( 참고 : Fastcampus 강의 )

[ 38. (paper 3) DDPG (Deep Deterministic Policy Gradient) code review ]

1. Import Packages

import sys; sys.path.append('..')
import torch
import gym
import numpy as np

from src.part3.MLP import MultiLayerPerceptron as MLP

from src.part5.DQN import prepare_training_inputs
from src.part5.DDPG import DDPG, Actor, Critic
from src.part5.DDPG import OrnsteinUhlenbeckProcess as OUProcess
from src.common.memory.memory import ReplayMemory
from src.common.train_utils import to_tensor
from src.common.target_update import soft_update


2. Environment 소개 : Pendulum

Environment for “CONTINUOUS” action space

  • Goal : Pendulum 을 최대한 “곧게 위의 방향으로” 세우는 것

  • State : Pendulum 의 각도 \(\theta\)의 코사인 값 \(\cos(\theta)\), 사인 값 \(\sin(\theta)\), 그리고 각속도 \(\dot \theta\)
  • Action : Pendulum의 끝에 좌/우 방향으로 최대 2.0 의 토크값 \(\mathcal{A} = [-2.0, 2.0]\)

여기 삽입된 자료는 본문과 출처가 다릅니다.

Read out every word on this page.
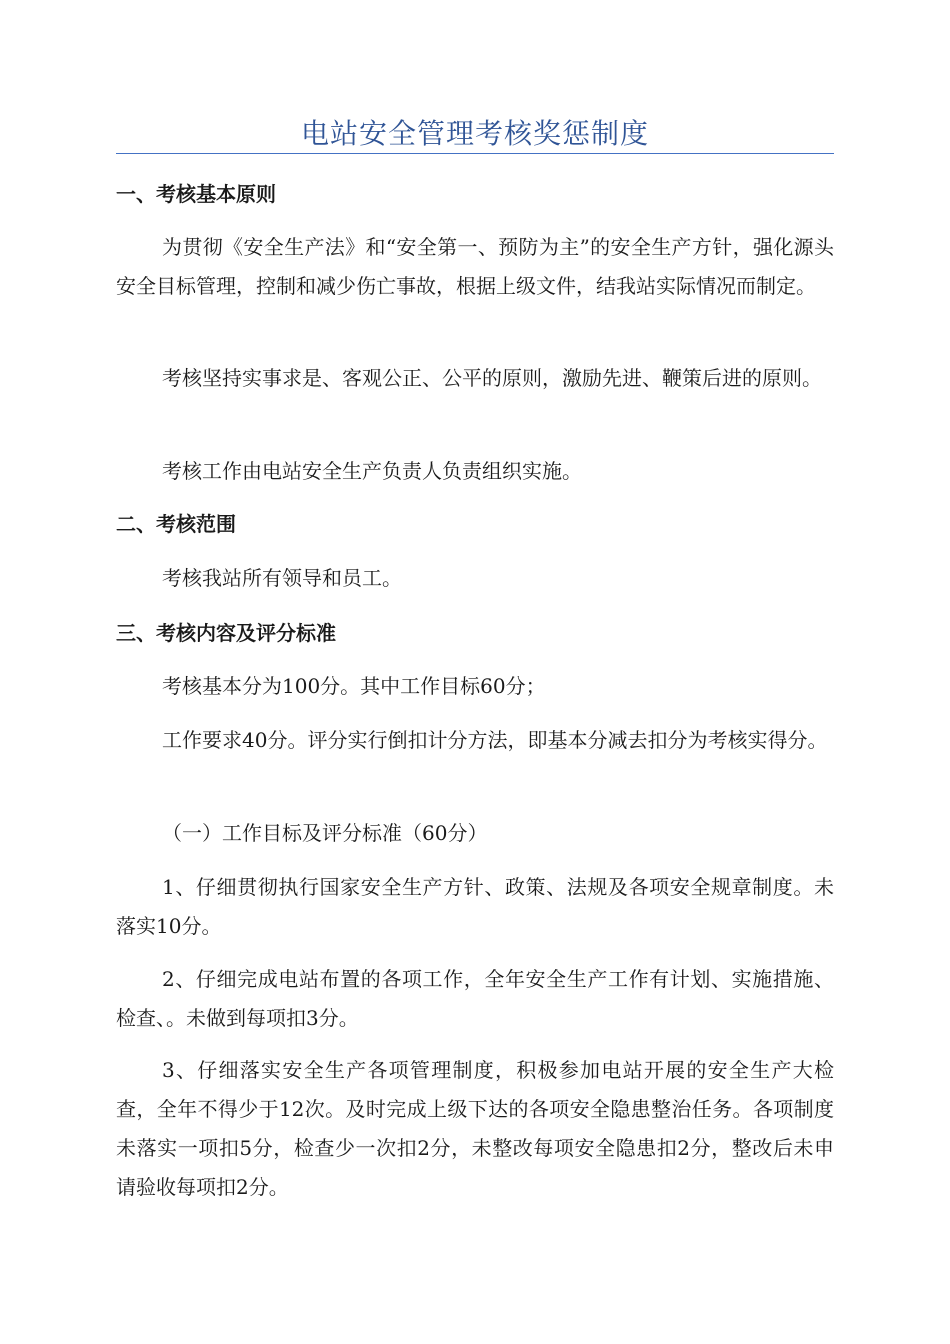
电站安全管理考核奖惩制度
一、考核基本原则
为贯彻《安全生产法》和“安全第一、预防为主”的安全生产方针，强化源头安全目标管理，控制和减少伤亡事故，根据上级文件，结我站实际情况而制定。
考核坚持实事求是、客观公正、公平的原则，激励先进、鞭策后进的原则。
考核工作由电站安全生产负责人负责组织实施。
二、考核范围
考核我站所有领导和员工。
三、考核内容及评分标准
考核基本分为100分。其中工作目标60分；
工作要求40分。评分实行倒扣计分方法，即基本分减去扣分为考核实得分。
（一）工作目标及评分标准（60分）
1、仔细贯彻执行国家安全生产方针、政策、法规及各项安全规章制度。未落实10分。
2、仔细完成电站布置的各项工作，全年安全生产工作有计划、实施措施、检查、。未做到每项扣3分。
3、仔细落实安全生产各项管理制度，积极参加电站开展的安全生产大检查，全年不得少于12次。及时完成上级下达的各项安全隐患整治任务。各项制度未落实一项扣5分，检查少一次扣2分，未整改每项安全隐患扣2分，整改后未申请验收每项扣2分。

\(\rightarrow\) 보상 \(r\) 은 \(\theta\), \(\dot \theta\), \(a\) 가 0에 가까워 질수록 높은 보상

figure2


환경 만들기

env = gym.make('Pendulum-v0')


pre-trained된 거 사용할지 / CPU.GPU 사용할지

FROM_SCRATCH = False
DEVICE = 'cuda' if torch.cuda.is_available() else 'cpu'


3. DDPG 알고리즘 복습

figure2

Key Point

  • Continuous Action space를 다룰 수 있다
  • Deterministic Poily \(\rightarrow\) Off-Policy 가능!
  • Actor & Critic Network ( + Target Network 쌍 ) : 총 4개의 network
  • Soft update ( weighted average로 update )


4. DDPG

Input :

  • 4개의 network ( Critic, Critic’s Target, Actor, Actor’s Target)
  • 2개의 learning rate ( for Critic & for Actor )
  • \(\gamma\) : discount rate

Optimizer :

  • Critic(+Critic Network) & Actor(+Actor Network)를 위한 서로 다른 2개의 optimizer

Loss:

  • L1 Smooth Loss

Critic Target : \(y_{i}=r_{i}+\gamma Q^{\prime}\left(s_{i+1}, \mu^{\prime}\left(s_{i+1} \mid \theta^{\mu^{\prime}}\right) \mid \theta^{Q^{\prime}}\right)\)

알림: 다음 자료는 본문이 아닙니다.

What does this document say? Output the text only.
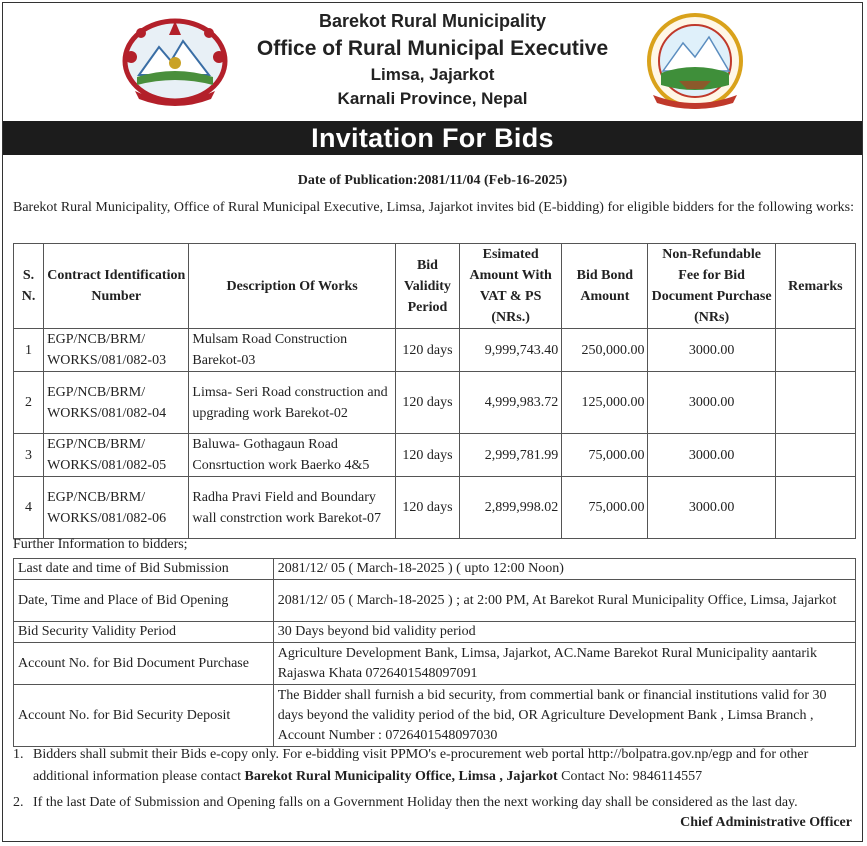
Barekot Rural Municipality
Office of Rural Municipal Executive
Limsa, Jajarkot
Karnali Province, Nepal
Invitation For Bids
Date of Publication:2081/11/04 (Feb-16-2025)
Barekot Rural Municipality, Office of Rural Municipal Executive, Limsa, Jajarkot invites bid (E-bidding) for eligible bidders for the following works:

S. N.	Contract Identification Number	Description Of Works	Bid Validity Period	Esimated Amount With VAT & PS (NRs.)	Bid Bond Amount	Non-Refundable Fee for Bid Document Purchase (NRs)	Remarks
1	EGP/NCB/BRM/ WORKS/081/082-03	Mulsam Road Construction Barekot-03	120 days	9,999,743.40	250,000.00	3000.00	
2	EGP/NCB/BRM/ WORKS/081/082-04	Limsa- Seri Road construction and upgrading work Barekot-02	120 days	4,999,983.72	125,000.00	3000.00	
3	EGP/NCB/BRM/ WORKS/081/082-05	Baluwa- Gothagaun Road Consrtuction work Baerko 4&5	120 days	2,999,781.99	75,000.00	3000.00	
4	EGP/NCB/BRM/ WORKS/081/082-06	Radha Pravi Field and Boundary wall constrction work Barekot-07	120 days	2,899,998.02	75,000.00	3000.00	
Further Information to bidders;
Last date and time of Bid Submission	2081/12/ 05 ( March-18-2025 ) ( upto 12:00 Noon)
Date, Time and Place of Bid Opening	2081/12/ 05 ( March-18-2025 ) ; at 2:00 PM, At Barekot Rural Municipality Office, Limsa, Jajarkot
Bid Security Validity Period	30 Days beyond bid validity period
Account No. for Bid Document Purchase	Agriculture Development Bank, Limsa, Jajarkot, AC.Name Barekot Rural Municipality aantarik Rajaswa Khata 0726401548097091
Account No. for Bid Security Deposit	The Bidder shall furnish a bid security, from commertial bank or financial institutions valid for 30 days beyond the validity period of the bid, OR Agriculture Development Bank , Limsa Branch , Account Number : 0726401548097030
1. Bidders shall submit their Bids e-copy only. For e-bidding visit PPMO's e-procurement web portal http://bolpatra.gov.np/egp and for other additional information please contact Barekot Rural Municipality Office, Limsa , Jajarkot Contact No: 9846114557
2. If the last Date of Submission and Opening falls on a Government Holiday then the next working day shall be considered as the last day.
Chief Administrative Officer
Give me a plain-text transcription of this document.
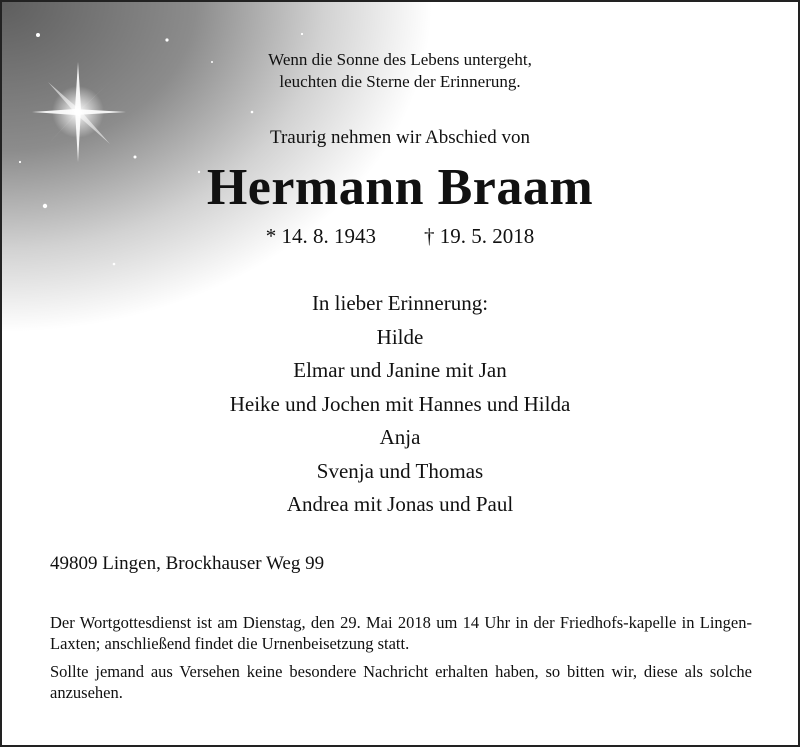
Wenn die Sonne des Lebens untergeht,
leuchten die Sterne der Erinnerung.
Traurig nehmen wir Abschied von
Hermann Braam
* 14. 8. 1943 † 19. 5. 2018
In lieber Erinnerung:
Hilde
Elmar und Janine mit Jan
Heike und Jochen mit Hannes und Hilda
Anja
Svenja und Thomas
Andrea mit Jonas und Paul
49809 Lingen, Brockhauser Weg 99
Der Wortgottesdienst ist am Dienstag, den 29. Mai 2018 um 14 Uhr in der Friedhofs-kapelle in Lingen-Laxten; anschließend findet die Urnenbeisetzung statt.
Sollte jemand aus Versehen keine besondere Nachricht erhalten haben, so bitten wir, diese als solche anzusehen.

  • critic_target = r + self.gamma * self.critic_target(s_, self.actor_target(s_)) * (1 - d)

Critic Loss : \(L=\frac{1}{N} \sum_{i}\left(y_{i}-Q\left(s_{i}, a_{i} \mid \theta^{Q}\right)\right)^{2}\)

  • critic_loss = self.criteria(self.critic(s, a), critic_target)

Actor Loss 미분한거 : \(\nabla_{\theta^{\mu}} J \approx \frac{1}{N} \sum_{i} \nabla_{a} Q\left(s, a \mid \theta^{Q}\right) \mid _{s=s_{i}, a=\mu\left(s_{i}\right)} \nabla_{\theta^{\mu}} \mu\left(s \mid \theta^{\mu}\right) \mid _{s_{i}}\)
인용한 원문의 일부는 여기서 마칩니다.